Già dopo una manciata di canzoni i fan sono totalmente presi; avvolti in una magia nostalgica ma, allo stesso tempo, potente ed aggressiva. Poi una sequenza impegnativa e senza fiato con Live ad Let Die, Rocket Queen e You Could Be Mine consegna alla scena musicale di oggi una vera e propria lezione di tecnica e precisione.

Le sinuose movenze di Axl (anche se non vertiginose e sensuali come quelle di un tempo), lo statuario ed iconico Slash con i capelli davanti gli occhi ed il suo tocco divino, accompagnati dall’ impeccabile Duff, portano la mente ed il corpo a viaggiare tra un glorioso passato ed un incredibile presente.
Gli spazi sono ben divisi e nella prima parte dello spettacolo vengono riproposti addirittura dei pezzi di Chinese Democracy (per il quale si incrinò il rapporto tra i due leader e si sciolse la line up storica della band).

Dopo una grande prova di canto di Duff, con la cover dei Attitude dei Misfits,  Slash fa un dono al pubblico italiano celebrando un noto simbolo di italianità con un assolo riuscitissimo e finemente interpretato sulle note di Love Theme From Godfather, la famosa colonna sonora de Il Padrino.

Il brano a sorpresa della serata è Yesterday dall’album  Use your Illusion II, inserito in scaletta raramente durante il Not In This Lifetime Tour.

Arriva così il momento della canzone che ha innalzato i Guns ‘n Roses all’olimpo del rock; l’ inconfondibile riff di Slash apre gli animi di un pubblico impazzito e totalmente ipnotizzato dalle parole Axl Rose poeta e di una leggendaria ed eterna Sweet Child O’ Mine.

Successivamente un’ altra altissima prova di musica, con la cover di uno dei più grandi brani di sempre: Wish You Were Here dei Pink Floyd.

Verso la fine, ancora dei brani storici come l’immortale November Rain, con un’ introduzione al piano sulla base di Layla dei Derek and The Dominos del grandissimo Clapton. Poi ancora una cover, forse la migliore del loro repertorio, forse una delle migliori cover di sempre: la fortunatissima e deflagrante Knockin’ on Heaven’s Door.

La folla è totalmente in estasi, incantata da una voce, quella Axl che, sebbene meno incisiva e resistente, riesce ancora a trasportare lontano.

Lontano, lì dove arrivano i cuori e le voci di tutti quando parte – nel bis – la sempre romanticissima Don’t Cry.

Viene poi concesso, sempre nel bis, il meritato tributo a Chris Cornell – recentemente venuto a mancare – grazie all’esecuzione commovente della sua Black Hole Sun.
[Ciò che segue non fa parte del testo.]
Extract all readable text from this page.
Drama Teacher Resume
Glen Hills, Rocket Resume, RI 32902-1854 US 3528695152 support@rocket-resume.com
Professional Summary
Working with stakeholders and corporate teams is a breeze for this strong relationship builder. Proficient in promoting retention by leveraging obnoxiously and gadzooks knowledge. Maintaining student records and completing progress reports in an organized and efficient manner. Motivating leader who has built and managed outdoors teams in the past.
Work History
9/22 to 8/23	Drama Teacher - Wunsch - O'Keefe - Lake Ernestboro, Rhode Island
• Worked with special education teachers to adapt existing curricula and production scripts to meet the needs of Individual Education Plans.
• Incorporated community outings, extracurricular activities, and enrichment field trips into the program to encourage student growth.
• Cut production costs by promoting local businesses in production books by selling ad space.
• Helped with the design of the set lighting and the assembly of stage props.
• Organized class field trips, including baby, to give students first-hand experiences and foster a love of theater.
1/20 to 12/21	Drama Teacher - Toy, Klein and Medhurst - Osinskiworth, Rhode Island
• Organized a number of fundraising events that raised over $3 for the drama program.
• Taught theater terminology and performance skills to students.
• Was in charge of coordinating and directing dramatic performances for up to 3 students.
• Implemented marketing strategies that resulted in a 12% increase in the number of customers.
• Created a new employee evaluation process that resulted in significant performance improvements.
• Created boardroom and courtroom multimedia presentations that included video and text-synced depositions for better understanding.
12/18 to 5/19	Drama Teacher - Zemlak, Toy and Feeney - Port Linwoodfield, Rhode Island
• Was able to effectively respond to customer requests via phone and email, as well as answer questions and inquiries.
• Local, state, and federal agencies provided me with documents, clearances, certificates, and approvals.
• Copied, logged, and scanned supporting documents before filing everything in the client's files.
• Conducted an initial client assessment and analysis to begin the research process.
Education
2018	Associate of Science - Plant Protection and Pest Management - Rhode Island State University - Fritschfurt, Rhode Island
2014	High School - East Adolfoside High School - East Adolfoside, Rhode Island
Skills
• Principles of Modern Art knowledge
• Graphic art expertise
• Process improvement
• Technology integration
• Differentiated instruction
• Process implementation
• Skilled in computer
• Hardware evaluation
Poi un’altra magnifica cover: la sempreverde The Seeker dei The Who.

L’atto finale, come vecchia consuetudine, è lasciato all’assolo elettrico di Slash e le parole di Axl che riecheggiano nella notte, dicendo: “Take me down to the Paradise City”. Una nostalgia dilagante e al contempo ben accetta, perché conseguenza diretta di una testimonianza storica, di un sogno realizzato, di migliaia di preghiere esaudite.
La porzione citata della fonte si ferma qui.